Why do those piddling little engines make so much noise? I don’t know much about physics but, surely, if less of the precious petrol in the tank were converted into sound, then they would go a bit faster.
And they must want to go faster. It’s why they guarantee delivery within half an hour, because they’re worried that if it takes a minute more than that then the fat, indolent, pea-brained loser who ordered it might change his mind, cancel his order, make himself a salad, go for a run, give up the weed, get a job, lose his virginity, and cease to be a customer.
Or perhaps they work on the principle of the ice-cream van. Do feckless, pork-necked, jobless wasters hear the whine of the bike going past and begin to drool and slobber and say to themselves, “Yum yum, is that the dulcet tone of the all-healing pizza man I hear? Ooh, ooh, I haven’t had a hubcap-sized slab of refined flour covered with tomato jam and reformed ham chunks smelling strongly of old socks in weeks, I’ll dial up right now”? Perhaps they do.
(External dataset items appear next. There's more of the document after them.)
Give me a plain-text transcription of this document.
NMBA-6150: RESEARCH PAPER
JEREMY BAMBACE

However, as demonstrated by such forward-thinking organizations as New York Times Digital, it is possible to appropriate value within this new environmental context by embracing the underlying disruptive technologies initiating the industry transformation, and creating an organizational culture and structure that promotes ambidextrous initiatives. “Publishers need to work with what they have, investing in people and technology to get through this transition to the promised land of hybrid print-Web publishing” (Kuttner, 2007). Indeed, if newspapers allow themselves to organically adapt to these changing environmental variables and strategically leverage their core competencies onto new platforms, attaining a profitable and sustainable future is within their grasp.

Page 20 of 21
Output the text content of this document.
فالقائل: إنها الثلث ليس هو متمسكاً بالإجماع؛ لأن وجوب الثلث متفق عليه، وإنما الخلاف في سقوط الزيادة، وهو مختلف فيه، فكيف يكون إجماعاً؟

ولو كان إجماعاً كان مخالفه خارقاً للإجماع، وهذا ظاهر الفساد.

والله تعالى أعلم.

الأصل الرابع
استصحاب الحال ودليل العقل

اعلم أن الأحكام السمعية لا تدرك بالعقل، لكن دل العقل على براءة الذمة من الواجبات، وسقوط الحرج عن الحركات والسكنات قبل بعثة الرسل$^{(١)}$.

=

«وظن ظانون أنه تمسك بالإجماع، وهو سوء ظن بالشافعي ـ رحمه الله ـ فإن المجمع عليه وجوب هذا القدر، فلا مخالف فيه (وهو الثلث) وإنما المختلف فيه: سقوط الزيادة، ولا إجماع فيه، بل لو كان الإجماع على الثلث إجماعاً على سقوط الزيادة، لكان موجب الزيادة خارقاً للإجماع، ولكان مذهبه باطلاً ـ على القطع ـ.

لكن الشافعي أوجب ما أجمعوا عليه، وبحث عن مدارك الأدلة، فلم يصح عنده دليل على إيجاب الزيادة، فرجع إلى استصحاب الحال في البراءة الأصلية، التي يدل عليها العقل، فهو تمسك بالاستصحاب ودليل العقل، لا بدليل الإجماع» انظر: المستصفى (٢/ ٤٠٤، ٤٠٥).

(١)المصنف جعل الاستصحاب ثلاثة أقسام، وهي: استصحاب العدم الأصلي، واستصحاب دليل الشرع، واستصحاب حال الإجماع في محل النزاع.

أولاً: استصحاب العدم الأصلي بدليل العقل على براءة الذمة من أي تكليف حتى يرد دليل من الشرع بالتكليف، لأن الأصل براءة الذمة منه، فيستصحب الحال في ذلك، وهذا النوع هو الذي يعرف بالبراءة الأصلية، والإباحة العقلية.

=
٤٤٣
My particular afflicters are a pair of competing pizza joints at the top of my road. Because if anybody west of there finds himself in urgent need of a giant wheel of stodge covered in processed fat, mechanically reclaimed mammal flesh, raw onion, pineapple and sweetcorn, then the quickest way to get there is down my road: waaaa, waaaa, and then over the speed bumps: waaaa, clunk! waaaaa, clunk! waaaa, clunk! waaa… the 2 kilogram discus of crud banging up and down in its metal cage, yodling for egress.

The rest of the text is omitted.